Making the Last Mile a Differentiator
The last mile plays a crucial role in the supply chain. As consumers expect increasingly shorter delivery windows, last-mile proximity isn't just nice to have, it's a must-have. Will O'Shea, chief marketing officer of XPO Logistics' last mile business unit, shares how to turn the last mile into a competitive differentiator.
1. Involve additional players. Ask suppliers to ship some orders directly to customers. Look into sharing fulfillment operations with other omni-channel companies hoping to accelerate shipping times. Leverage 3PLs' or carriers' cross-docks, especially if they are already located close to your key consumer markets.
2. Communicate. Never assume that sending one pre-delivery scheduling message is adequate, because it could easily get lost or overlooked by busy customers. Instead, communicate the particulars of each delivery window to every customer more than once via a mix of channels to reduce misunderstandings and prevent costly not-at-homes.
3. Don't underestimate the importance of packaging. External packaging that is less than pristine may cause the customer to question everything from the product's actual condition to your company's integrity. If any item is delivered with dust or tears, don't assume your customer will overlook it. Correct it or change the packaging before it heads to the customer's home.
4. Offer to handle "some assembly required." Many customers lack the time, patience or skills required to get a large purchase up and running. Busy customers appreciate the convenience of product setup, assembly, installation, and other value-added services as a last-mile option (where permissible by state law).

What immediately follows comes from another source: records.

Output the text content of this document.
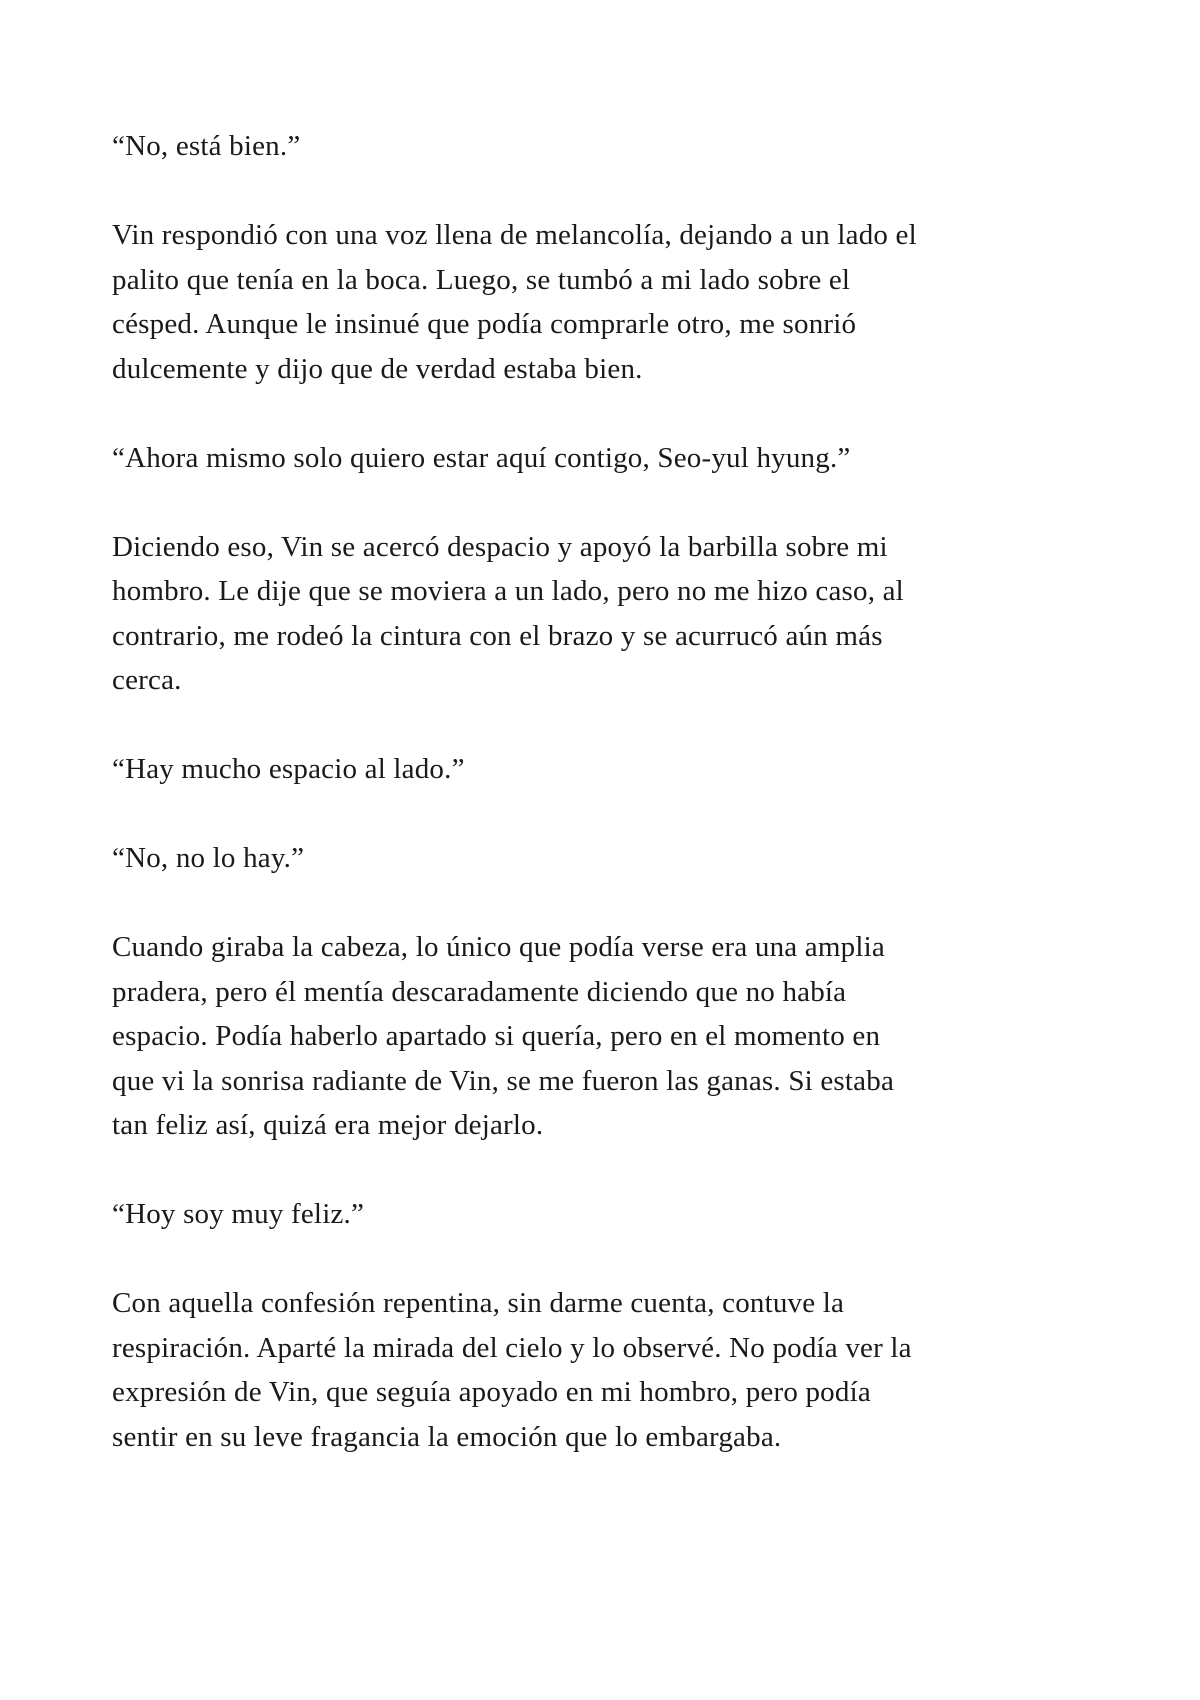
“No, está bien.”

Vin respondió con una voz llena de melancolía, dejando a un lado el
palito que tenía en la boca. Luego, se tumbó a mi lado sobre el
césped. Aunque le insinué que podía comprarle otro, me sonrió
dulcemente y dijo que de verdad estaba bien.

“Ahora mismo solo quiero estar aquí contigo, Seo-yul hyung.”

Diciendo eso, Vin se acercó despacio y apoyó la barbilla sobre mi
hombro. Le dije que se moviera a un lado, pero no me hizo caso, al
contrario, me rodeó la cintura con el brazo y se acurrucó aún más
cerca.

“Hay mucho espacio al lado.”

“No, no lo hay.”

Cuando giraba la cabeza, lo único que podía verse era una amplia
pradera, pero él mentía descaradamente diciendo que no había
espacio. Podía haberlo apartado si quería, pero en el momento en
que vi la sonrisa radiante de Vin, se me fueron las ganas. Si estaba
tan feliz así, quizá era mejor dejarlo.

“Hoy soy muy feliz.”

Con aquella confesión repentina, sin darme cuenta, contuve la
respiración. Aparté la mirada del cielo y lo observé. No podía ver la
expresión de Vin, que seguía apoyado en mi hombro, pero podía
sentir en su leve fragancia la emoción que lo embargaba.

5. Invest in better last-mile visibility tools. When a delivery is en route, few things are more important to consumers than location and timing. Differentiate yourself from competitors by providing real-time, last-mile connectivity within your company to give customers the visibility they want.
6. Offer rapid resolution. If a shipment is damaged, inaccurate, or incomplete, have your delivery team send a replacement request while still at a customer's home. It demonstrates to your customer that your company is working toward a swift and seamless resolution. It also can cut as much as a full day off the replacement process.

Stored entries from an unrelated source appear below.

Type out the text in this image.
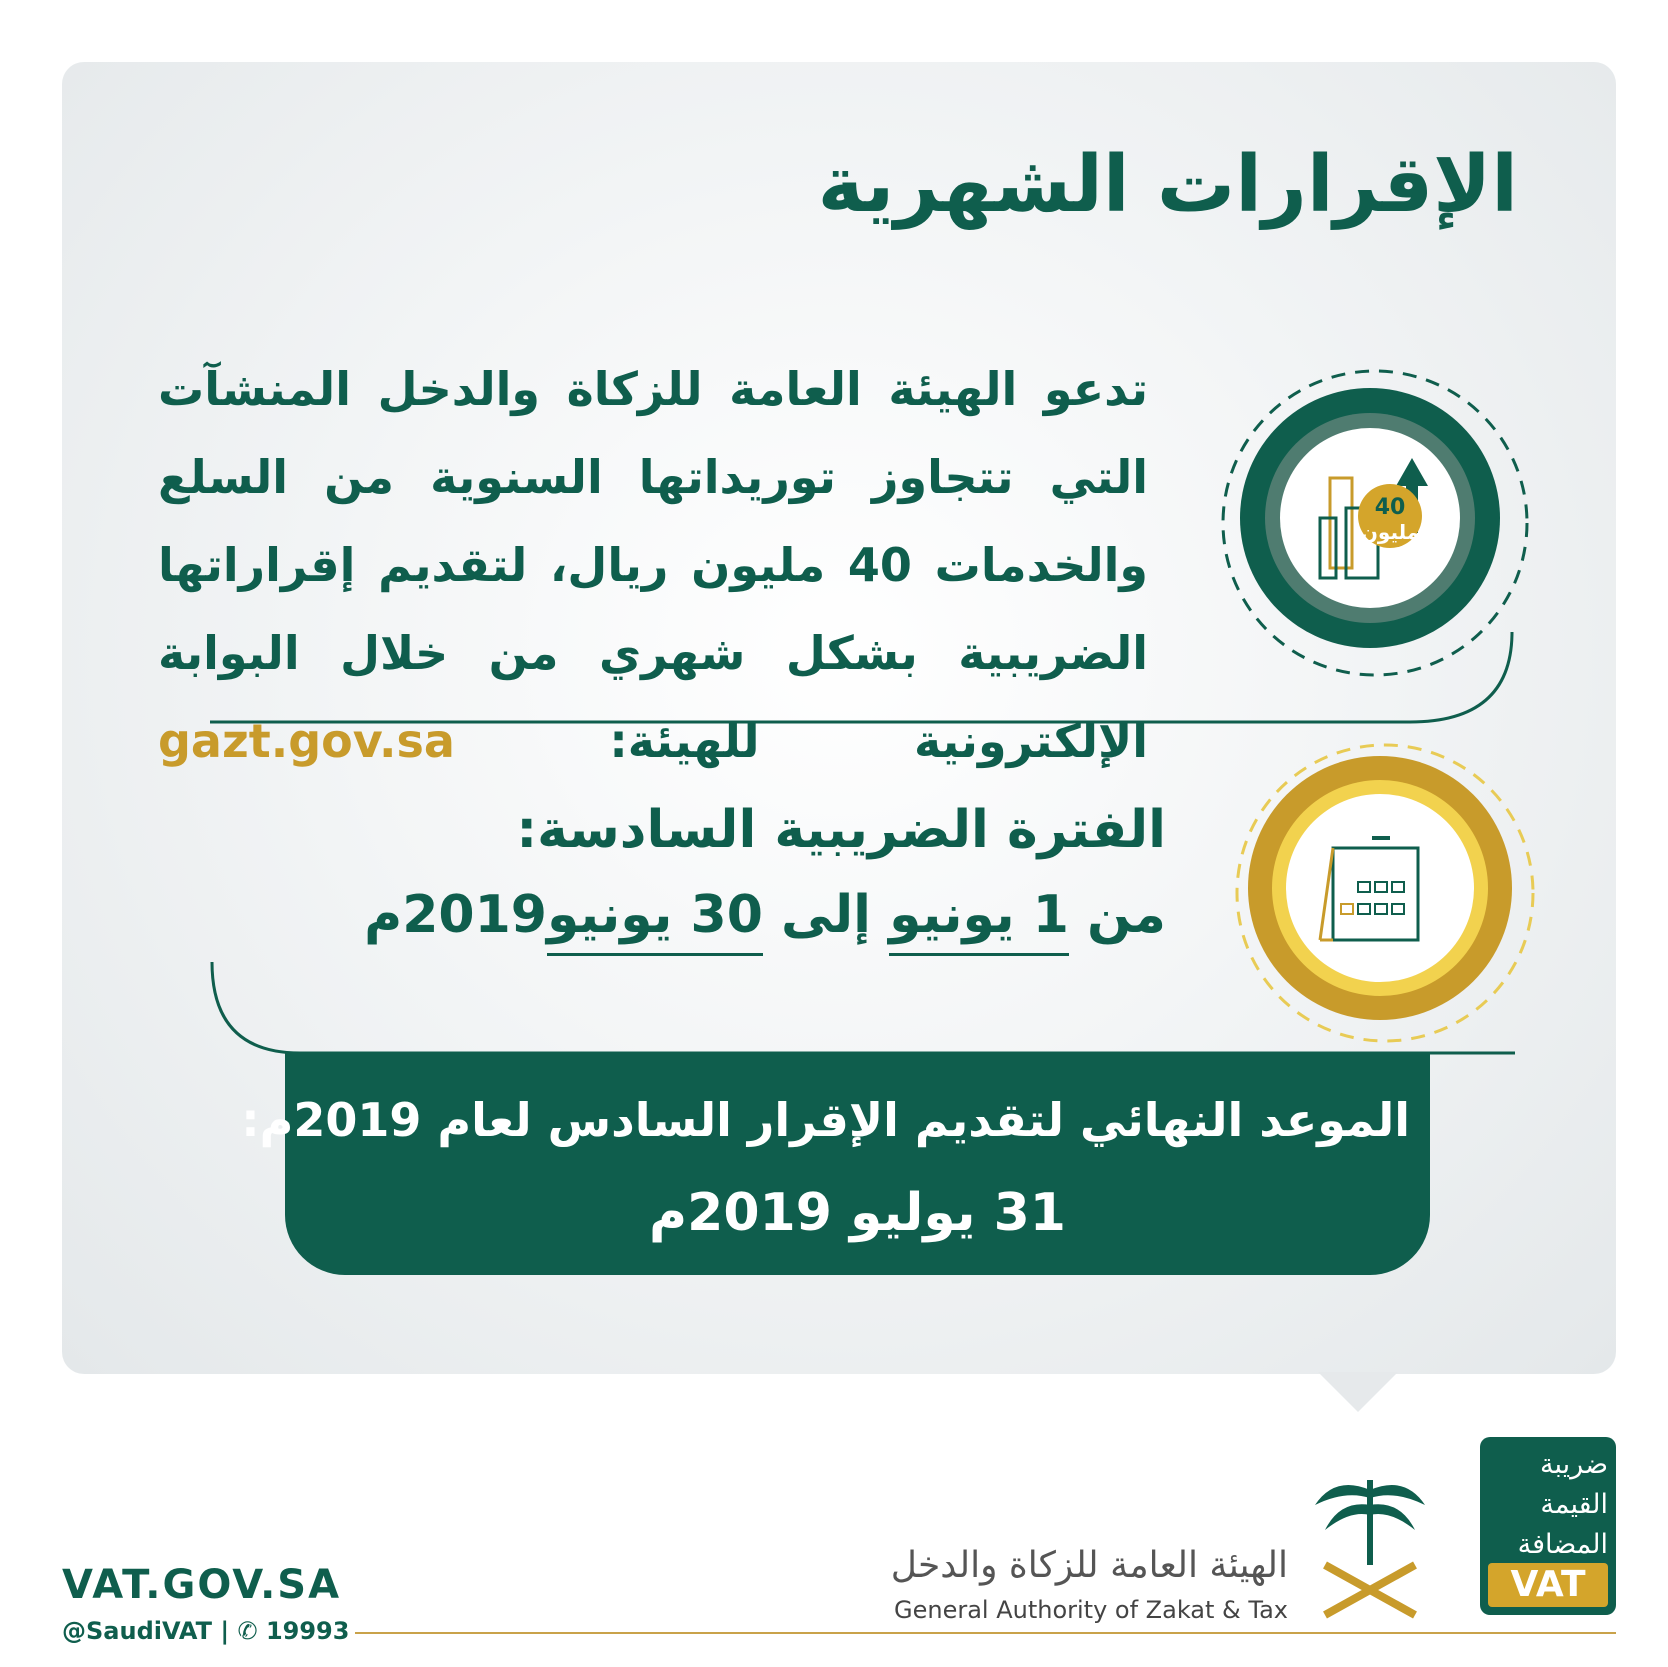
40
مليون
الإقرارات الشهرية
تدعو الهيئة العامة للزكاة والدخل المنشآت التي تتجاوز توريداتها السنوية من السلع والخدمات 40 مليون ريال، لتقديم إقراراتها الضريبية بشكل شهري من خلال البوابة الإلكترونية للهيئة: gazt.gov.sa
الفترة الضريبية السادسة:
من 1 يونيو إلى 30 يونيو2019م
الموعد النهائي لتقديم الإقرار السادس لعام 2019م:
31 يوليو 2019م
VAT.GOV.SA
@SaudiVAT | ✆ 19993
الهيئة العامة للزكاة والدخل
General Authority of Zakat & Tax
ضريبة
القيمة
المضافة
VAT
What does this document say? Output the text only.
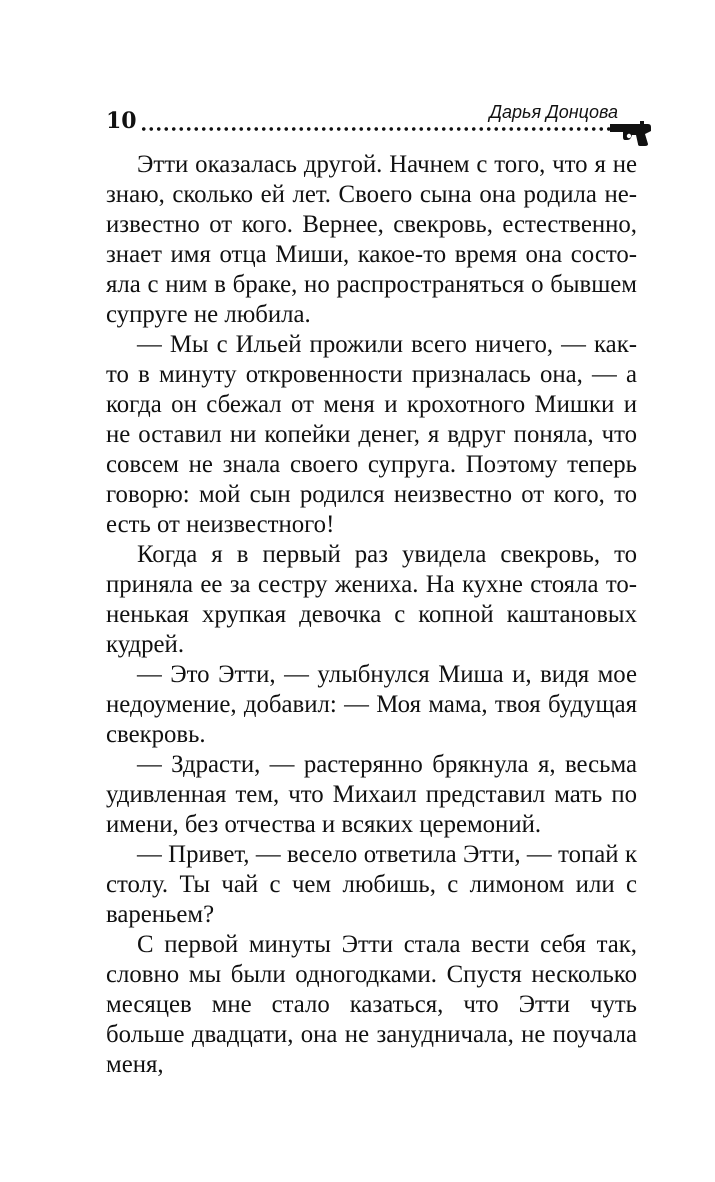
10	Дарья Донцова

Этти оказалась другой. Начнем с того, что я не знаю, сколько ей лет. Своего сына она родила неизвестно от кого. Вернее, свекровь, естественно, знает имя отца Миши, какое-то время она состояла с ним в браке, но распространяться о бывшем супруге не любила.

— Мы с Ильей прожили всего ничего, — как-то в минуту откровенности призналась она, — а когда он сбежал от меня и крохотного Мишки и не оставил ни копейки денег, я вдруг поняла, что совсем не знала своего супруга. Поэтому теперь говорю: мой сын родился неизвестно от кого, то есть от неизвестного!

Когда я в первый раз увидела свекровь, то приняла ее за сестру жениха. На кухне стояла тоненькая хрупкая девочка с копной каштановых кудрей.

— Это Этти, — улыбнулся Миша и, видя мое недоумение, добавил: — Моя мама, твоя будущая свекровь.

— Здрасти, — растерянно брякнула я, весьма удивленная тем, что Михаил представил мать по имени, без отчества и всяких церемоний.

— Привет, — весело ответила Этти, — топай к столу. Ты чай с чем любишь, с лимоном или с вареньем?

С первой минуты Этти стала вести себя так, словно мы были одногодками. Спустя несколько месяцев мне стало казаться, что Этти чуть больше двадцати, она не занудничала, не поучала меня,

7. Cast your optimization net wider. By simultaneously optimizing deliveries across multiple stores, distribution centers, and channels, your company can realize economies of scale—and create savings you can pass on to customers through better last-mile delivery prices.
8. Focus resources on fixing problems. Even the best companies occasionally have products whose flaws aren't apparent until they reach the last-mile DC. Invest in top-notch quality assurance professionals at your warehouses who can help remedy flaws long before delivery.

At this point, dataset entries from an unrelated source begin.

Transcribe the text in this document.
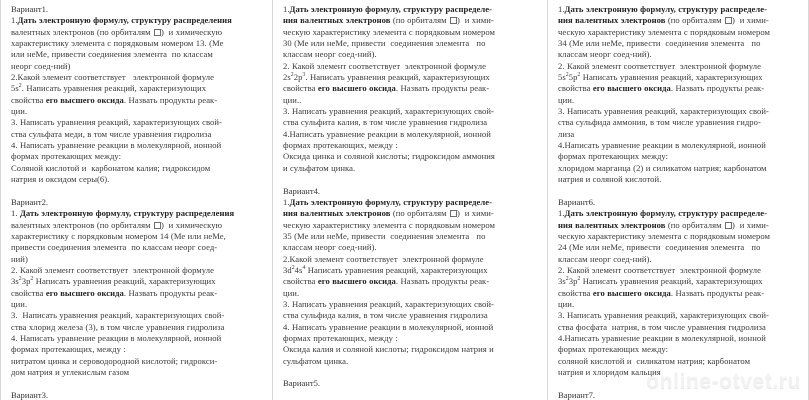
Вариант1.

1.Дать электронную формулу, структуру распределения

валентных электронов (по орбиталям )  и химическую

характеристику элемента с порядковым номером 13. (Ме

или неМе, привести соединения элемента  по классам

неорг соед-ний)

2.Какой элемент соответствует   электронной формуле

$5s^2$. Написать уравнения реакций, характеризующих

свойства его высшего оксида. Назвать продукты реак-

ции.

3. Написать уравнения реакций, характеризующих свой-

ства сульфата меди, в том числе уравнения гидролиза

4. Написать уравнение реакции в молекулярной, ионной

формах протекающих между:

Соляной кислотой и  карбонатом калия; гидроксидом

натрия и оксидом серы(6).

Вариант2.

1. Дать электронную формулу, структуру распределения

валентных электронов (по орбиталям )  и химическую

характеристику с порядковым номером 14 (Ме или неМе,

привести соединения элемента  по классам неорг соед-

ний)

2. Какой элемент соответствует  электронной формуле

$3s^23p^2$ Написать уравнения реакций, характеризующих

свойства его высшего оксида. Назвать продукты реак-

ции.

3.  Написать уравнения реакций, характеризующих свой-

ства хлорид железа (3), в том числе уравнения гидролиза

4. Написать уравнение реакции в молекулярной, ионной

формах протекающих, между :

нитратом цинка и сероводородной кислотой; гидрокси-

дом натрия и углекислым газом

Вариант3.

1.Дать электронную формулу, структуру распределе-

ния валентных электронов (по орбиталям )  и хими-

ческую характеристику элемента с порядковым номером

30 (Ме или неМе, привести  соединения элемента   по

классам неорг соед-ний).

2. Какой элемент соответствует  электронной формуле

$2s^22p^3$. Написать уравнения реакций, характеризующих

свойства его высшего оксида. Назвать продукты реак-

ции..

3. Написать уравнения реакций, характеризующих свой-

ства сульфита калия, в том числе уравнения гидролиза

4.Написать уравнение реакции в молекулярной, ионной

формах протекающих, между :

Оксида цинка и соляной кислоты; гидроксидом аммония

и сульфатом цинка.

Вариант4.

1.Дать электронную формулу, структуру распределе-

ния валентных электронов (по орбиталям )  и хими-

ческую характеристику элемента с порядковым номером

35 (Ме или неМе, привести  соединения элемента   по

классам неорг соед-ний).

2.Какой элемент соответствует  электронной формуле

$3d^24s^4$ Написать уравнения реакций, характеризующих

свойства его высшего оксида. Назвать продукты реак-

ции.

3. Написать уравнения реакций, характеризующих свой-

ства сульфида калия, в том числе уравнения гидролиза

4. Написать уравнение реакции в молекулярной, ионной

формах протекающих, между :

Оксида калия и соляной кислоты; гидроксидом натрия и

сульфатом цинка.

Вариант5.

1.Дать электронную формулу, структуру распределе-

ния валентных электронов (по орбиталям )  и хими-

ческую характеристику элемента с порядковым номером

34 (Ме или неМе, привести  соединения элемента   по

классам неорг соед-ний).

2. Какой элемент соответствует  электронной формуле

$5s^25p^2$ Написать уравнения реакций, характеризующих

свойства его высшего оксида. Назвать продукты реак-

ции.

3. Написать уравнения реакций, характеризующих свой-

ства сульфида аммония, в том числе уравнения гидро-

лиза

4.Написать уравнение реакции в молекулярной, ионной

формах протекающих между:

хлоридом марганца (2) и силикатом натрия; карбонатом

натрия и соляной кислотой.

Вариант6.

1.Дать электронную формулу, структуру распределе-

ния валентных электронов (по орбиталям )  и хими-

ческую характеристику элемента с порядковым номером

24 (Ме или неМе, привести  соединения элемента   по

классам неорг соед-ний).

2. Какой элемент соответствует  электронной формуле

$3s^23p^2$ Написать уравнения реакций, характеризующих

свойства его высшего оксида. Назвать продукты реак-

ции.

3. Написать уравнения реакций, характеризующих свой-

ства фосфата  натрия, в том числе уравнения гидролиза

4.Написать уравнение реакции в молекулярной, ионной

формах протекающих между:

соляной кислотой и  силикатом натрия; карбонатом

натрия и хлоридом кальция

Вариант7.

online-otvet.ru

9. Treat the final mile as part of your national brand. Develop a clearly defined delivery protocol working with a carefully selected team of core providers and carriers who understand exactly how your company wants to craft its brand's customer experience. Also, implement quality control measures to ensure that any delivery provider you use follows your protocol and delivery experience road map.
10. Reduce the "misery index." Show customers you respect their time by aiming for shorter delivery windows and by calling when a delivery team is 30 minutes away.